Gespräch mit Christina Schindler

(Interview zum Film DIE RINNSTEINPIRATEN)

Beim diesjährigen Kinderfilmfest der Internationalen Filmfestspiele Berlin lief im Kurzfilmprogramm der zehnminütige Film "Rinnsteinpiraten", eine Kombination aus Real- und Trickfilm, in dem die Regisseurin Christina Schindler die abenteuerliche Fahrt dreier Ratten auf einem Papierschiffchen durch die Berliner Rinnsteine zeigt und damit gleichzeitig – hintersinnig und doch unterhaltsam – auf Umweltverschmutzung und die Folgen unserer Wegwerfgesellschaft aufmerksam macht. Der Film, der inzwischen auch schon vom ZDF ausgestrahlt wurde, war ein enormer Erfolg beim Publikum. Dies drückt sich auch in der Vielzahl von Preisen und Auszeichnungen von Kinder- und Erwachsenenjurys (Berlin, Gera, Oberhausen) aus.

Bio-Filmografie
Christina Schindler, geb. 1962, Studium an der Hochschule für Bildende Künste Kassel mit Schwerpunkt Animationsfilm, 1987 Förderpreis der Otto-Sprenger-Stiftung Hamburg, seit 1988 Trickfilmproduktion in Berlin, seit 1992 Lehrauftrag an der Hochschule für Film und Fernsehen in Potsdam-Babelsberg, Workshops mit Kindern im In- und Ausland. – Filme: "Circus" (1984), "Flaschenpost" (1986), "Aus-Flug" (1988), "Rabengeschichten" (1988), "Frankfurter Festivaltrailer" (1989), "Nachts sind alle Katzen bunt" (1990), "Kinospots" (1992), "Rinnsteinpiraten" (1993), "Essener Kinderfilmfestivaltrailer" (1993)

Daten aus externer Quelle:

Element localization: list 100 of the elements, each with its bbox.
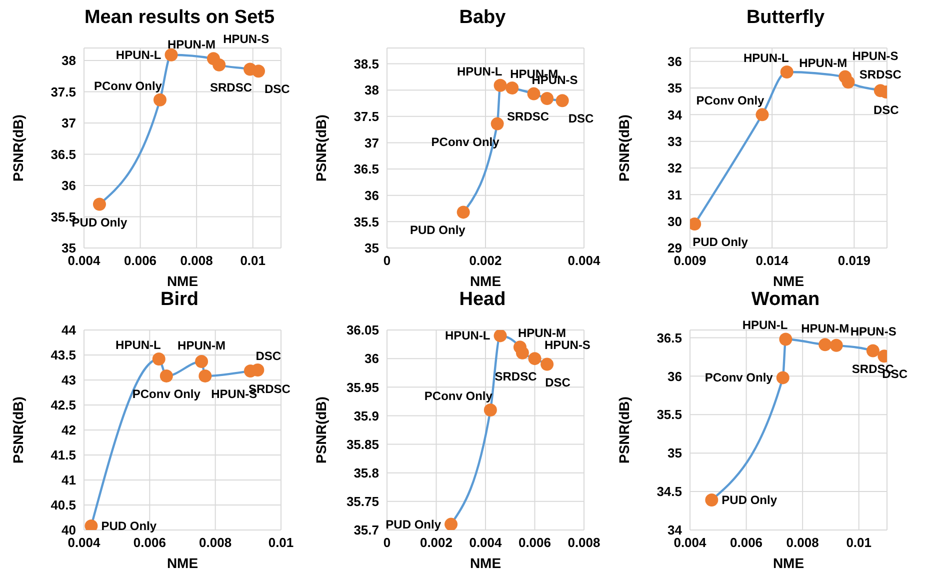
- y-axis-title: PSNR(dB): [10, 396, 26, 464]
- y-axis-title: PSNR(dB): [313, 396, 329, 464]
- chart-title: Bird: [160, 289, 200, 310]
- annotation: HPUN-L: [456, 64, 502, 78]
- y-tick-label: 34: [668, 107, 683, 122]
- y-tick-label: 35.85: [346, 436, 379, 452]
- point: [527, 87, 540, 100]
- point: [252, 64, 265, 78]
- point: [484, 404, 497, 416]
- point: [494, 78, 507, 92]
- y-tick-label: 41: [62, 472, 76, 488]
- annotation: HPUN-M: [178, 338, 226, 352]
- annotation: DSC: [568, 112, 594, 126]
- y-tick-label: 44: [62, 322, 77, 338]
- x-tick-label: 0: [383, 253, 391, 268]
- y-tick-label: 43: [62, 372, 76, 388]
- chart-title: Butterfly: [745, 7, 826, 28]
- y-axis-title: PSNR(dB): [616, 396, 632, 464]
- annotation: SRDSC: [507, 110, 550, 124]
- x-tick-label: 0.004: [68, 535, 102, 550]
- point: [444, 518, 458, 530]
- point: [540, 358, 554, 371]
- annotation: DSC: [256, 349, 282, 363]
- y-tick-label: 42.5: [50, 398, 76, 413]
- y-tick-label: 29: [668, 240, 682, 256]
- point: [556, 94, 569, 108]
- x-axis-title: NME: [166, 273, 198, 289]
- annotation: DSC: [545, 375, 571, 390]
- point: [842, 76, 855, 89]
- chart-title: Mean results on Set5: [83, 7, 276, 28]
- x-tick-label: 0.008: [199, 535, 232, 550]
- y-tick-label: 35: [364, 240, 379, 256]
- y-tick-label: 32: [668, 160, 682, 176]
- y-tick-label: 38: [62, 53, 76, 68]
- y-tick-label: 36.5: [656, 330, 682, 346]
- annotation: SRDSC: [859, 68, 902, 82]
- x-tick-label: 0.01: [846, 535, 872, 550]
- x-tick-label: 0.006: [133, 535, 166, 550]
- x-tick-label: 0: [383, 535, 391, 550]
- annotation: PUD Only: [410, 223, 466, 238]
- annotation: HPUN-L: [744, 51, 789, 65]
- annotation: PConv Only: [94, 78, 162, 93]
- point: [153, 93, 166, 106]
- annotation: PConv Only: [132, 387, 201, 401]
- x-tick-label: 0.019: [838, 253, 870, 268]
- y-tick-label: 40: [62, 522, 76, 538]
- x-axis-title: NME: [166, 555, 198, 571]
- x-tick-label: 0.006: [124, 253, 157, 268]
- point: [779, 332, 792, 346]
- x-tick-label: 0.01: [240, 253, 266, 268]
- point: [780, 66, 794, 78]
- annotation: SRDSC: [494, 370, 538, 384]
- annotation: PUD Only: [386, 517, 442, 532]
- y-tick-label: 35.7: [354, 522, 379, 538]
- annotation: HPUN-M: [518, 326, 566, 340]
- annotation: PUD Only: [692, 235, 748, 249]
- annotation: HPUN-L: [742, 318, 788, 332]
- annotation: HPUN-L: [116, 48, 162, 62]
- chart-title: Head: [458, 289, 507, 310]
- y-tick-label: 33: [668, 134, 682, 149]
- point: [756, 108, 769, 122]
- point: [195, 355, 208, 368]
- y-axis-title: PSNR(dB): [313, 114, 329, 182]
- y-tick-label: 35.5: [656, 407, 682, 422]
- y-tick-label: 42: [62, 422, 76, 438]
- annotation: HPUN-L: [116, 338, 161, 352]
- x-axis-title: NME: [470, 555, 502, 571]
- x-tick-label: 0.008: [568, 535, 600, 550]
- x-tick-label: 0.009: [674, 253, 706, 268]
- x-tick-label: 0.002: [469, 253, 502, 268]
- y-tick-label: 37.5: [50, 84, 76, 100]
- point: [818, 338, 832, 352]
- annotation: HPUN-S: [223, 32, 270, 46]
- point: [506, 82, 519, 94]
- annotation: PUD Only: [722, 493, 778, 507]
- x-tick-label: 0.002: [420, 535, 453, 550]
- y-tick-label: 35.9: [354, 408, 379, 424]
- x-tick-label: 0.006: [518, 535, 552, 550]
- y-tick-label: 34: [668, 522, 683, 538]
- annotation: HPUN-S: [852, 49, 898, 64]
- y-tick-label: 35.75: [346, 494, 379, 510]
- point: [251, 364, 264, 376]
- y-axis-title: PSNR(dB): [616, 114, 632, 182]
- y-tick-label: 40.5: [50, 498, 76, 513]
- point: [212, 58, 226, 72]
- annotation: DSC: [264, 82, 290, 96]
- chart-title: Baby: [458, 7, 507, 28]
- annotation: DSC: [874, 103, 900, 117]
- y-tick-label: 31: [668, 187, 682, 202]
- y-tick-label: 35.5: [354, 214, 379, 230]
- y-tick-label: 36: [62, 178, 76, 194]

Ihre Ausbildung haben Sie an der Hochschule für Bildende Künste in Kassel gemacht – gleich mit dem Blick auf den Animationsfilm?
"Ich studierte dort von 1981 bis 1986. Eigentlich wollte ich Illustratorin werden. In diesem Bereich tummelten sich aber an der Hochschule so viele Studenten, dass es schwierig war, sich einen Platz zu erarbeiten, also entschied ich mich für den Schwerpunkt Animationsfilm. Das war damals bei Prof. Lenica, dem polnischen Plakatkünstler, der sich in den sechziger Jahren einen Namen mit existenzialistischen Filmen gemacht hat. Als ich im Trickfilm die allerersten Proben gemacht und gemerkt habe, wie eine bewegte Grafik wirkt, hat mich das so überzeugt und begeistert, dass ich bei diesem Genre geblieben bin und immer mehr Spaß daran entwickelte. Bei dieser Entscheidung dachte ich nie über eine Berufsperspektive nach, sondern bin mit viel Sympathie und Liebe zu dieser Art von Filmemachen, mit meinem ganzen Enthusiasmus und meiner Kreativität, aber auch mit einer gehörigen Portion Naivität, an die Sache herangegangen. Meine Abschlussarbeit war der Zeichentrickfilm 'Aus-Flug', dem folgte der erste Auftrag für das ZDF. Die Redaktion von 'Siebenstein' war sehr angetan von meinem Abschlussfilm und wollte etwas in dieser Richtung haben."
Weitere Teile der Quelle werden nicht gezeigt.